Thursday, September 22, 2016

Quick Sips - Fantastic Stories of the Imagination #236

The two fiction works in this issue of Fantastic Stories of the Imagination are solidly urban fantasy, exploring how the creatures of myth and legend live among "normal" humans. These are, to me, stories about abuse and about struggling to overcome abuse, to stop it where it is or at least try to stop being a part of it. The worlds presented are mirrors to our own, where the magical elements are hidden but for those who know to see, and it mirrors the way that abuse in our world is often invisible, lurking. Both stories do an amazing job of creating compelling plots and characters and complicating the traditional folklore. It's an excellent issue that I should just shut up and review! 


"A Molten Metal Thread" by Nina Kiriki Hoffman (2086 words)

This is a fun story about toxicity and friendship and the corrupting influence of power. In it, Amerit is a half-jinni who is drawn into the machinations of a woman who can control others with her voice. Who can bend people to her will. And the story is about bending, about being flexible and being affirmed and having the strength and support to break the chains of toxic cycles. It's also a rather fun urban fantasy with a character I'd love to read more about. The action of the story begins in a classic way, a character long out of the magic game drawn back in to help an old friend who has fallen on hard times. And by fighting for her friend, Amerit rediscovers how much she enjoys magic, how much she should celebrate herself, and how much good she can try to do with her gifts. Also how much ass she can kick when it comes to teaching a manipulative asshole a thing or two about using people. I love Amerit's style and the way that she has learned to cope with abuse, with manipulation, never quite answering the way she's supposed and so giving herself enough room to work, to wriggle free of the trap laid out for her and by doing so finding a way to help herself and her friend. It's also about how abuse works, how those who have been abused sometimes learn how to be abusers and the fear of that and the hope that maybe it's not always the case. But it's a fun story and an interesting world and a great central character and you should definitely check this one out.

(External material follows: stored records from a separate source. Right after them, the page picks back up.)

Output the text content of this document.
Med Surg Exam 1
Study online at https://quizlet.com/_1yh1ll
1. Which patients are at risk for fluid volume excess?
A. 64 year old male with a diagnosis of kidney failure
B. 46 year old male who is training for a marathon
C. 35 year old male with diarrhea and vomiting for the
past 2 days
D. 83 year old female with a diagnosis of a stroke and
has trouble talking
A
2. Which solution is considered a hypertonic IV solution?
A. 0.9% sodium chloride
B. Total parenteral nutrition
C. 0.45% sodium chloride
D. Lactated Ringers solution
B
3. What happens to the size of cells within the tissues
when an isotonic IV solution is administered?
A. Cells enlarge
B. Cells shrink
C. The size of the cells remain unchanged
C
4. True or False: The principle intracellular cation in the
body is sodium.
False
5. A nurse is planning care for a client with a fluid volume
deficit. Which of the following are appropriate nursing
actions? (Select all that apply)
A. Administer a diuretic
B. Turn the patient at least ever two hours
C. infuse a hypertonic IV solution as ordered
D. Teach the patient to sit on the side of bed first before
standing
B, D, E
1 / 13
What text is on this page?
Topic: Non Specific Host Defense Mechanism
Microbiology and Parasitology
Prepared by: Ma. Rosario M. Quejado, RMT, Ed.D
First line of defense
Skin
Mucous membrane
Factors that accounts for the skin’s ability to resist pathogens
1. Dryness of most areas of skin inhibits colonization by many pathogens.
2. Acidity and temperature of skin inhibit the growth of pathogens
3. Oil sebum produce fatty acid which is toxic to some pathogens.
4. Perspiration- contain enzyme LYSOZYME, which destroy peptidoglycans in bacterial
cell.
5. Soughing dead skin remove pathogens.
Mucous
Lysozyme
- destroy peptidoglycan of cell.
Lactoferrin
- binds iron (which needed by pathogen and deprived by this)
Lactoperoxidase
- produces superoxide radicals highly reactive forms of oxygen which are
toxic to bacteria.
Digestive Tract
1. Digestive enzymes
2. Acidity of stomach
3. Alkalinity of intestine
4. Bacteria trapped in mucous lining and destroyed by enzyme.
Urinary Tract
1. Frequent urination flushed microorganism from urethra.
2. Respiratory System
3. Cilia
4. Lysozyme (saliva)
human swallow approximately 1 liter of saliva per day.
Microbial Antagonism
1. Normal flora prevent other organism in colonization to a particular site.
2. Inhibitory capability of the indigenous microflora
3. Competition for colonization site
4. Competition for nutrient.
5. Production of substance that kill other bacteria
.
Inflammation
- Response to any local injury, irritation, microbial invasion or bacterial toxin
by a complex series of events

"The Vampire's Stepdaughter" by José Pablo Iriarte (1115 words)

Well eff. This story takes a brief but rather interesting look at vampires. At the lore and at the implications of the lore as experienced through a woman perpetually sixteen years old who was turned by her stepfather. There are parallels galore for what happens in the story, and all of them become about assault. Not necessarily sexual but to me definitely swirling around that given the time of the turning and the way the story runs, the main character in a sort of denial about her situation, forced to view it as normal and not think too much about it because she's been kept as basically a child, unable to really grow up, to really find her strength despite being much older than she looks. It's not until the main character meets someone, a college-age woman who she wants to be closer to, that she's forced to really examine what's happened to her and what she's done and what's been done to her. It's not a happy story at all to me but it is one that shows a character waking up and taking action, finally recognizing the harm that's been done to them and the harm they take part in by their inaction. It pairs quite well with the last story, too, in that both explore these urban fantasy settings about these people, these creatures, living among the general population, and how those forced to hide are effected by their difference. And while the last story showed a character able to celebrate her nature, this one shows the reverse, a character who cannot revel in her vampire nature because it is one that is tied to abuse, violation, and theft. It's a powerful piece and another excellent read!